Se vogliamo far progressi nella perfezione dobbiamo ricevere le Croci con umiltà e riconoscenza dicendo almeno: " Dio sia benedetto".

Quando poi la bontà di Dio ci manderà qualche Croce rilevante, non solo ringraziamola noi in modo tutto speciale, ma ricorriamo anche ad altri perché preghino secondo la nostra intenzione - intendendo così di ringraziare Dio del favore fattoci.

In tanto per renderci degni di quelle Croci che formano i Santi e che ci arriveranno dalla divina Provvidenza, senza nostra ricerca - Croci, fra tutte, le migliori - pensiamo, col nostro savio Direttore e col nostro Superiore, a sceglierne qualcuna volontaria privandoci di qualche cosa che ci piace e pigliando qualche cosa per la quale abbiamo ripugnanza.

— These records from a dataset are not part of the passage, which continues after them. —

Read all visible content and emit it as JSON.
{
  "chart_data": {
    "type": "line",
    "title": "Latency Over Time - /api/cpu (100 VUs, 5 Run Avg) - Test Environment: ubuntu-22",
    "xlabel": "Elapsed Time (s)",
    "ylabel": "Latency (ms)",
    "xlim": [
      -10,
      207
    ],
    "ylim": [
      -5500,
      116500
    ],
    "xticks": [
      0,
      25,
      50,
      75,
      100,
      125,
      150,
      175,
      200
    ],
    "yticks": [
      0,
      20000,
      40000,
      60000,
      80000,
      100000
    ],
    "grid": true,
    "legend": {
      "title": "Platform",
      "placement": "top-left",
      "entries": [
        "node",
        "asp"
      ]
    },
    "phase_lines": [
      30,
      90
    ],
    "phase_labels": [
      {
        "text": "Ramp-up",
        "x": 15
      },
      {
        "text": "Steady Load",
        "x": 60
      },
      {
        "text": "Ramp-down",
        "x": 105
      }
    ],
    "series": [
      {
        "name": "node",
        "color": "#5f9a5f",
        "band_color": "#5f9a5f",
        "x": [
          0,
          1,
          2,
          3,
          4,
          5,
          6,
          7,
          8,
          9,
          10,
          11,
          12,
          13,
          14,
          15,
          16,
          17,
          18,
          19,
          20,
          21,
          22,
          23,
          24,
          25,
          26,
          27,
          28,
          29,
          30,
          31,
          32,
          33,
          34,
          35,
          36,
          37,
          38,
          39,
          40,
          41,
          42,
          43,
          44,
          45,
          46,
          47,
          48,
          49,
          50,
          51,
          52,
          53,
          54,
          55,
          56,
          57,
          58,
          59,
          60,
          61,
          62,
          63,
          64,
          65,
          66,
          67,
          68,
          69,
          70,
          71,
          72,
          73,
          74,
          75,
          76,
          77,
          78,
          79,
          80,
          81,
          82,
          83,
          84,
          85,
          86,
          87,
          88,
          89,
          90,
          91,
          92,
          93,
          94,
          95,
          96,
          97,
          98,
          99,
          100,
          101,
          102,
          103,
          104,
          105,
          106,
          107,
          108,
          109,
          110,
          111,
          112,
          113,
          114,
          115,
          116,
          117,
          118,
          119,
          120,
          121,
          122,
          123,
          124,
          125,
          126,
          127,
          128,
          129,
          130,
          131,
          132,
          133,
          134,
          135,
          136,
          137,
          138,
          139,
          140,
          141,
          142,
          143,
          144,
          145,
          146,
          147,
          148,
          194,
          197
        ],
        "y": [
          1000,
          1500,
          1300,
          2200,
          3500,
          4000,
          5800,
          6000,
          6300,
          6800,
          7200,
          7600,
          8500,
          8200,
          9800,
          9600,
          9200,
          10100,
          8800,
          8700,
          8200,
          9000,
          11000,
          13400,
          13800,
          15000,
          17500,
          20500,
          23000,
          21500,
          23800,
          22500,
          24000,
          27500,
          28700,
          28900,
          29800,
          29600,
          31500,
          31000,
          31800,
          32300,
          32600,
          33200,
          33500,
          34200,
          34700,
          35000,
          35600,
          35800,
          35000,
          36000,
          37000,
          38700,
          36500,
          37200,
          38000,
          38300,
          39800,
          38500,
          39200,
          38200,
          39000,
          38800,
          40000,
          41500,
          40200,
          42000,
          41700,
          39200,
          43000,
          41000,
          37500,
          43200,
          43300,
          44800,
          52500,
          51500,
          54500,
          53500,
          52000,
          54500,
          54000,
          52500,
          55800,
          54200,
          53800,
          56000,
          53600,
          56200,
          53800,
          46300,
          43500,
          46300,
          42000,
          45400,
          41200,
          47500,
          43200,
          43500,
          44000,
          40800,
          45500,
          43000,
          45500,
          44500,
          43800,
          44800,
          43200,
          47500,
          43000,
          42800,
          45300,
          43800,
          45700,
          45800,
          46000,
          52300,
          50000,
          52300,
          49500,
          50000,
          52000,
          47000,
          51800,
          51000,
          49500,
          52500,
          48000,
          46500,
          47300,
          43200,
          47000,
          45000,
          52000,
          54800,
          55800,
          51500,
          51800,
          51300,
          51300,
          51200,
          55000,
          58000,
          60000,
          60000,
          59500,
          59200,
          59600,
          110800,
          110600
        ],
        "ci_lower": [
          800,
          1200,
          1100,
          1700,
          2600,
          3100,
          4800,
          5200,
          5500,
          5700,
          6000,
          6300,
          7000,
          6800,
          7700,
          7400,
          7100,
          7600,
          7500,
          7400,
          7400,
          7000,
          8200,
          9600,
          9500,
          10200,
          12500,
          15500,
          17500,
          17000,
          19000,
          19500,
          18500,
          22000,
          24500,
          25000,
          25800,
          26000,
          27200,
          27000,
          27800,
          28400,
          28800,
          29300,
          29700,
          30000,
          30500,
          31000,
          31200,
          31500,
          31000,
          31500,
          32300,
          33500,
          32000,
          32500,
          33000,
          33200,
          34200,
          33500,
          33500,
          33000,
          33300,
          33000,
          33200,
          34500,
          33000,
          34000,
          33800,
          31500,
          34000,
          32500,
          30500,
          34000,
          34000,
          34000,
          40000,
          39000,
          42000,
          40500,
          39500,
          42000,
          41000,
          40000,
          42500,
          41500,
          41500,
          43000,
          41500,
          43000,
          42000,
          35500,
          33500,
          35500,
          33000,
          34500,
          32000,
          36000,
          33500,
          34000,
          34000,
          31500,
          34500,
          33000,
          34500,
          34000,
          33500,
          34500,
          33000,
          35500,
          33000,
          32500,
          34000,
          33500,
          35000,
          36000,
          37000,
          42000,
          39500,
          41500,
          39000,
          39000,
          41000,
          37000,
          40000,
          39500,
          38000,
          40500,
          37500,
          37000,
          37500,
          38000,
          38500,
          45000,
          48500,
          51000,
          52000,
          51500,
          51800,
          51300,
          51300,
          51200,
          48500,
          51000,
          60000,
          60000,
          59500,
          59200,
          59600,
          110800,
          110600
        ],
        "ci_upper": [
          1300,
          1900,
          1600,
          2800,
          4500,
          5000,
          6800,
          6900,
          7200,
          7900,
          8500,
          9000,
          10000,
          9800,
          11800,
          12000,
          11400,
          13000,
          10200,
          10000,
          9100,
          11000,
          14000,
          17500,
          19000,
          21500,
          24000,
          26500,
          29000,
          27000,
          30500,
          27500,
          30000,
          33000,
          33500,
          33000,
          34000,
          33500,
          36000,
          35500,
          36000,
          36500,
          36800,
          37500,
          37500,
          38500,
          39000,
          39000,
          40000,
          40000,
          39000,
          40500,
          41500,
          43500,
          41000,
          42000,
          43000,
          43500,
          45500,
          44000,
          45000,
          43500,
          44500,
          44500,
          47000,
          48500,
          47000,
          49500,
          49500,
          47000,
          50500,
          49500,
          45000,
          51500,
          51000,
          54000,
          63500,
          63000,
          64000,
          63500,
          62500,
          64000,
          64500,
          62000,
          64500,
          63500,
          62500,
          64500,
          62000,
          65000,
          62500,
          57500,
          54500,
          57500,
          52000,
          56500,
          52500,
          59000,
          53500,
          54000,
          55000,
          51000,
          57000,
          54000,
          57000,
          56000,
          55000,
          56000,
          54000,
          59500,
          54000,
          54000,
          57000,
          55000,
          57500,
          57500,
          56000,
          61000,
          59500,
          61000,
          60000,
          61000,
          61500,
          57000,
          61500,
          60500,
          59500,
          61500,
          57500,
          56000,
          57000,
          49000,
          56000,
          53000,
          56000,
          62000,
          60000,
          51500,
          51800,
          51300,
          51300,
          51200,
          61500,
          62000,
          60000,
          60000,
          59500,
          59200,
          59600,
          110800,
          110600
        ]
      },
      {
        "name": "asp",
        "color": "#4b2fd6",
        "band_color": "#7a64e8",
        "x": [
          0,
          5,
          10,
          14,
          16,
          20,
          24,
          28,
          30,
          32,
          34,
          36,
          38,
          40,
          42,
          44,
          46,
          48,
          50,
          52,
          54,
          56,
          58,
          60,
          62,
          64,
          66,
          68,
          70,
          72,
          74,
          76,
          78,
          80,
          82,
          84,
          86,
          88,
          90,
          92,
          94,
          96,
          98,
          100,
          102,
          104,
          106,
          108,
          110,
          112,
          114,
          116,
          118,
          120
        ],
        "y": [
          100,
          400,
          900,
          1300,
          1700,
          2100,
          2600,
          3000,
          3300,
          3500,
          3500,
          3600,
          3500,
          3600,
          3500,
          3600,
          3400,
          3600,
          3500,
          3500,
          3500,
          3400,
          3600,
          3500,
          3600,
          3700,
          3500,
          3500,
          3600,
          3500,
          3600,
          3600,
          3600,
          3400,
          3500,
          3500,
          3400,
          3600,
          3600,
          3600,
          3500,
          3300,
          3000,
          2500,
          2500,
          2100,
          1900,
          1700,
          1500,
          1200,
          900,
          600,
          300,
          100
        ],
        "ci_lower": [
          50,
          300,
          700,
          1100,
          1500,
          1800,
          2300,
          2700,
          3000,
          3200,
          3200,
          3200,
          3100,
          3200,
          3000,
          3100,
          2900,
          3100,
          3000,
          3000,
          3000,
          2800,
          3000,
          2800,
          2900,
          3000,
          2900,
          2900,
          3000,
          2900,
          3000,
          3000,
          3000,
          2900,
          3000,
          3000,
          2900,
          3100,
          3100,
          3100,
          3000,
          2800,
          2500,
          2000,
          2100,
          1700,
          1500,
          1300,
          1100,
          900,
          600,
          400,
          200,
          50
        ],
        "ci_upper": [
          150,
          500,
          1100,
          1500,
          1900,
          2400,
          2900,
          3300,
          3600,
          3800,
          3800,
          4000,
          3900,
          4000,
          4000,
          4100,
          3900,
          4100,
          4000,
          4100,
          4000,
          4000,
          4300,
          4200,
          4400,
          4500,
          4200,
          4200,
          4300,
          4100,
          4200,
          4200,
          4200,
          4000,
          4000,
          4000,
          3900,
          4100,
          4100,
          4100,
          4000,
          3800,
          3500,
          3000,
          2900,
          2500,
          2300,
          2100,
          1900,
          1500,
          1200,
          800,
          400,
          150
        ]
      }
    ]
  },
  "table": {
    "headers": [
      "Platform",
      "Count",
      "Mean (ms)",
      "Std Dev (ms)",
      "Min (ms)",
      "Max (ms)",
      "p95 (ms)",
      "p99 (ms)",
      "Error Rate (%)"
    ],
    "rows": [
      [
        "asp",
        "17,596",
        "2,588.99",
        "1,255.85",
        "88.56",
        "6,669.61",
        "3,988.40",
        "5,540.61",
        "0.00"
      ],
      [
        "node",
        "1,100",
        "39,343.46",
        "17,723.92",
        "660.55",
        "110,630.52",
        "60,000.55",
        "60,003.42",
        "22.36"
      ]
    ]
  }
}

Abbracciamo quelle piccole croci che sono, ogni giorno e quasi ogni ora, alla nostra portata, così non avremo da difenderci da quella vanità che sovente si insinua nella stessa pazienza con cui si sopportano le grandi Croci.

Dimostriamoci fedeli nel poco, il Signore, come lo ha promesso, ci stabilirà sul molto cioè sopra la molte grazie che Egli ci concederà, sopra le molte croci che Egli ci manderà, sopra la molta gloria che Egli ci darà.